Glad you liked the DVD, we had a ball making it. Luckily, I get to climb the coolest trees wherever I go. I spent this summer in the old growth, and have the pictures to show for it.
What the video doesn't show is that after the 12 of us completed the 2 day Tree Fun(d) climb, 12 more people showed up. They were the Moonlight Madness climbers, and 8 of them, including Tom Dunlap & Dan House, spent that night in the Bogachiel Spruce. So, over the 4 days prior to the 2001 ISA Old Growth & New Technology conference, 25 people made it to the top of that tree. Among the group was a film crew from CBS News, which aired a 9 minute segment on the Sunday Morning show. Their cameraman, Greg Bernstein, was one of the aerial campers, sleeping aloft.
Two visitors were the rangers who were alerted by hikers on a trail construction crew passing under the traverse line stretched over the trail.
The usual federal red tape allowed our permit to cover only the first two days of the climb. We had repeatedly explained for several weeks that the activities would last for four days. The ranger who issued the permit was on vacation during the climb. Maybe someday a comprehensive policy by our public servants can allow citizens to use low impact treeclimbing methods to peacefully recreate out in the woods. It's not fair to make each ranger individually make up a policy, right on the spot, based on his limited knowledge of the goals & methods of treeclimbers in his experience.
You'll be glad you made the effort when you finally ascend one of the big ones. With single rope technique, after you get above the first hundred feet or so, the second hundred feet in a big tree is pretty much like any other 100 footer. You'll want to be comfortable enough on SRT to switch over from ascenders to descender while hanging midline.
I never used Mar-Bars after that climb. A ropewalking system is gelling to the point where it feels comfortable now. There was so much gear on site I felt like a kid in a candy store.
Groups climbing big trees are a true modern 'happening'. The intensity of this dynamic confluence of arborists creates a charged atmosphere of sharing and growth. Each activity takes on a life of its own, reflecting the personalities of the climbers.
Jelte Budding was the Dutch pioneer who first blazed the way to the top of the Bogachiel Spruce. We had just returned from the ISA conference in Milwaukee, where we met on the judging staff of the treeclimbing competition, and were hiking around in the woods, where we by chance encountered it. Jelte did great in last years ITCC in Montreal, by the way.
Dan Kraus (son of treetop camper Mike Kraus) was the third person to climb the BS. Dan also climbed his heart out at the ITCC in Montreal. Here he is in the B Spruce a few months prior to the Tree Fun(d) climb.

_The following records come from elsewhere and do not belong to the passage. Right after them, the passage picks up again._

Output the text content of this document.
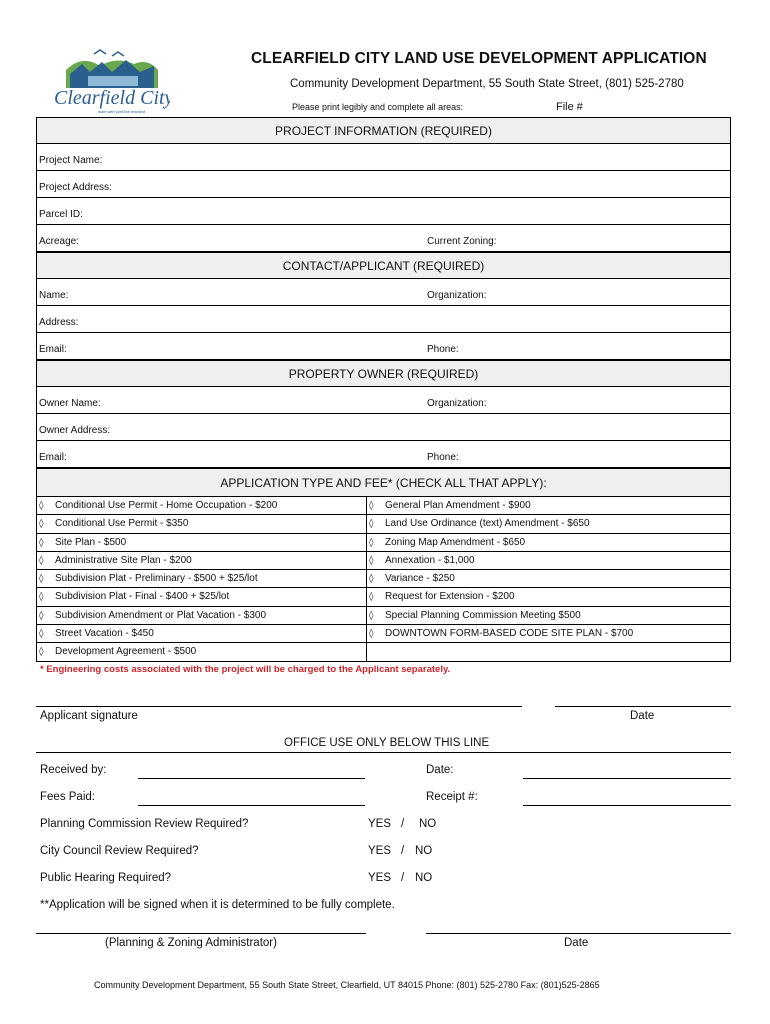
Clearfield City
want with joint the resident
CLEARFIELD CITY LAND USE DEVELOPMENT APPLICATION
Community Development Department, 55 South State Street, (801) 525-2780
Please print legibly and complete all areas:	File #
PROJECT INFORMATION (REQUIRED)
Project Name:
Project Address:
Parcel ID:
Acreage:	Current Zoning:
CONTACT/APPLICANT (REQUIRED)
Name:	Organization:
Address:
Email:	Phone:
PROPERTY OWNER (REQUIRED)
Owner Name:	Organization:
Owner Address:
Email:	Phone:
APPLICATION TYPE AND FEE* (CHECK ALL THAT APPLY):
◊ Conditional Use Permit - Home Occupation - $200	◊ General Plan Amendment - $900
◊ Conditional Use Permit - $350	◊ Land Use Ordinance (text) Amendment - $650
◊ Site Plan - $500	◊ Zoning Map Amendment - $650
◊ Administrative Site Plan - $200	◊ Annexation - $1,000
◊ Subdivision Plat - Preliminary - $500 + $25/lot	◊ Variance - $250
◊ Subdivision Plat - Final - $400 + $25/lot	◊ Request for Extension - $200
◊ Subdivision Amendment or Plat Vacation - $300	◊ Special Planning Commission Meeting $500
◊ Street Vacation - $450	◊ DOWNTOWN FORM-BASED CODE SITE PLAN - $700
◊ Development Agreement - $500
* Engineering costs associated with the project will be charged to the Applicant separately.
Applicant signature	Date
OFFICE USE ONLY BELOW THIS LINE
Received by:	Date:
Fees Paid:	Receipt #:
Planning Commission Review Required?	YES / NO
City Council Review Required?	YES / NO
Public Hearing Required?	YES / NO
**Application will be signed when it is determined to be fully complete.
(Planning & Zoning Administrator)	Date
Community Development Department, 55 South State Street, Clearfield, UT 84015 Phone: (801) 525-2780 Fax: (801)525-2865
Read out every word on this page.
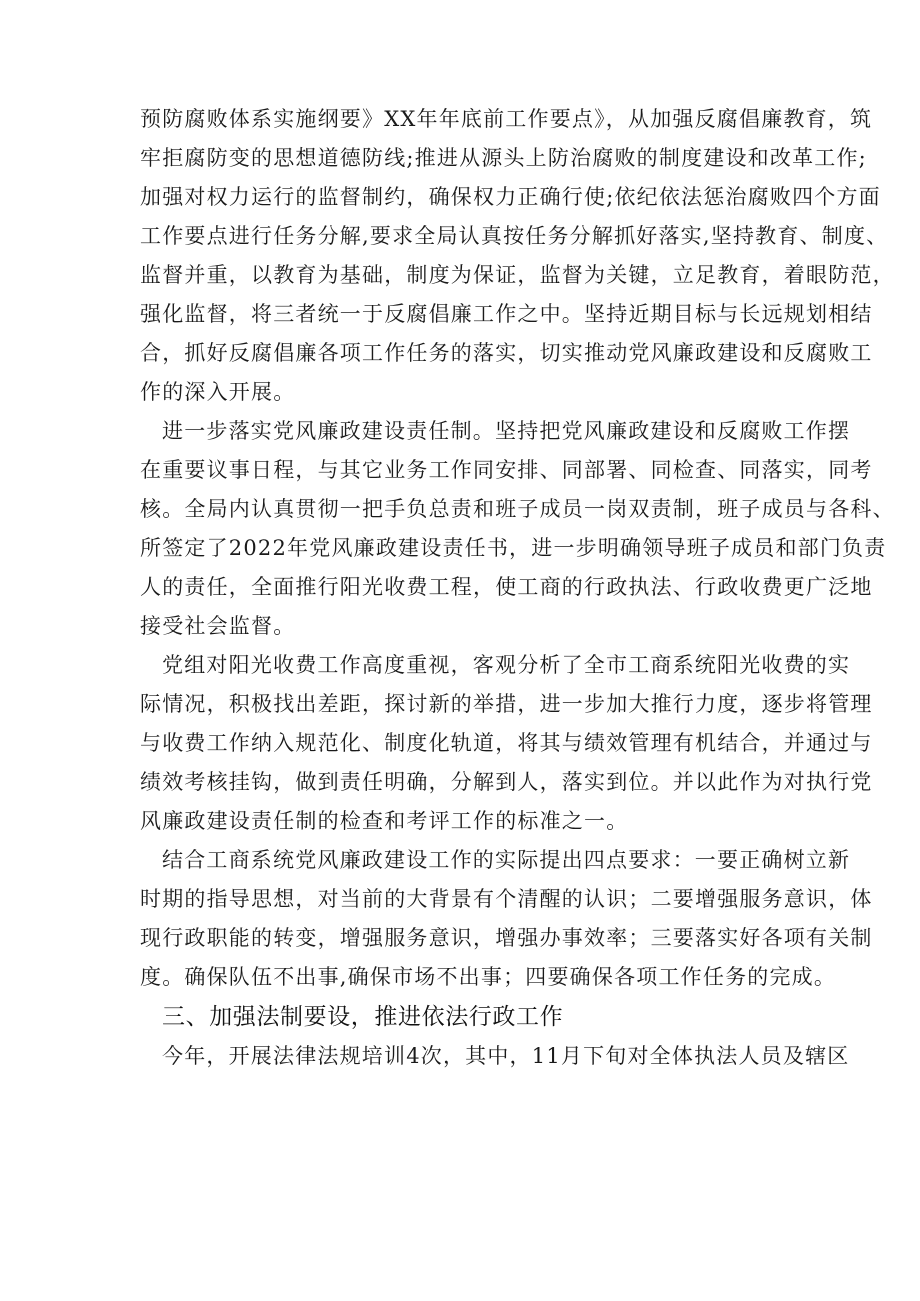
预防腐败体系实施纲要》XX年年底前工作要点》，从加强反腐倡廉教育，筑
牢拒腐防变的思想道德防线;推进从源头上防治腐败的制度建设和改革工作;
加强对权力运行的监督制约，确保权力正确行使;依纪依法惩治腐败四个方面
工作要点进行任务分解,要求全局认真按任务分解抓好落实,坚持教育、制度、
监督并重，以教育为基础，制度为保证，监督为关键，立足教育，着眼防范，
强化监督，将三者统一于反腐倡廉工作之中。坚持近期目标与长远规划相结
合，抓好反腐倡廉各项工作任务的落实，切实推动党风廉政建设和反腐败工
作的深入开展。
进一步落实党风廉政建设责任制。坚持把党风廉政建设和反腐败工作摆
在重要议事日程，与其它业务工作同安排、同部署、同检查、同落实，同考
核。全局内认真贯彻一把手负总责和班子成员一岗双责制，班子成员与各科、
所签定了2022年党风廉政建设责任书，进一步明确领导班子成员和部门负责
人的责任，全面推行阳光收费工程，使工商的行政执法、行政收费更广泛地
接受社会监督。
党组对阳光收费工作高度重视，客观分析了全市工商系统阳光收费的实
际情况，积极找出差距，探讨新的举措，进一步加大推行力度，逐步将管理
与收费工作纳入规范化、制度化轨道，将其与绩效管理有机结合，并通过与
绩效考核挂钩，做到责任明确，分解到人，落实到位。并以此作为对执行党
风廉政建设责任制的检查和考评工作的标准之一。
结合工商系统党风廉政建设工作的实际提出四点要求：一要正确树立新
时期的指导思想，对当前的大背景有个清醒的认识；二要增强服务意识，体
现行政职能的转变，增强服务意识，增强办事效率；三要落实好各项有关制
度。确保队伍不出事,确保市场不出事；四要确保各项工作任务的完成。
三、加强法制要设，推进依法行政工作
今年，开展法律法规培训4次，其中，11月下旬对全体执法人员及辖区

There was a mylar pinwheel spinner in the treetop during the Moonlight Madness climb. What you are seeing in the DVD is my shirt coming off in another tree, the Goose Ridge redwood, on an unseasonably hot January day in 2001. Baileys has a poster of the Goose Ridge tree, which is featured on the
"A Tree Story" CD-ROM. A few other trees are seen in short clips on the BS DVD, including Tom Dunlap emerging from between two stems of the 15' dbh Reynolds Triple redwood, also shot by Jerry that same January of 2001. Thanks, Jerry, for leading us on those two back-to-back week-long guided tours that month.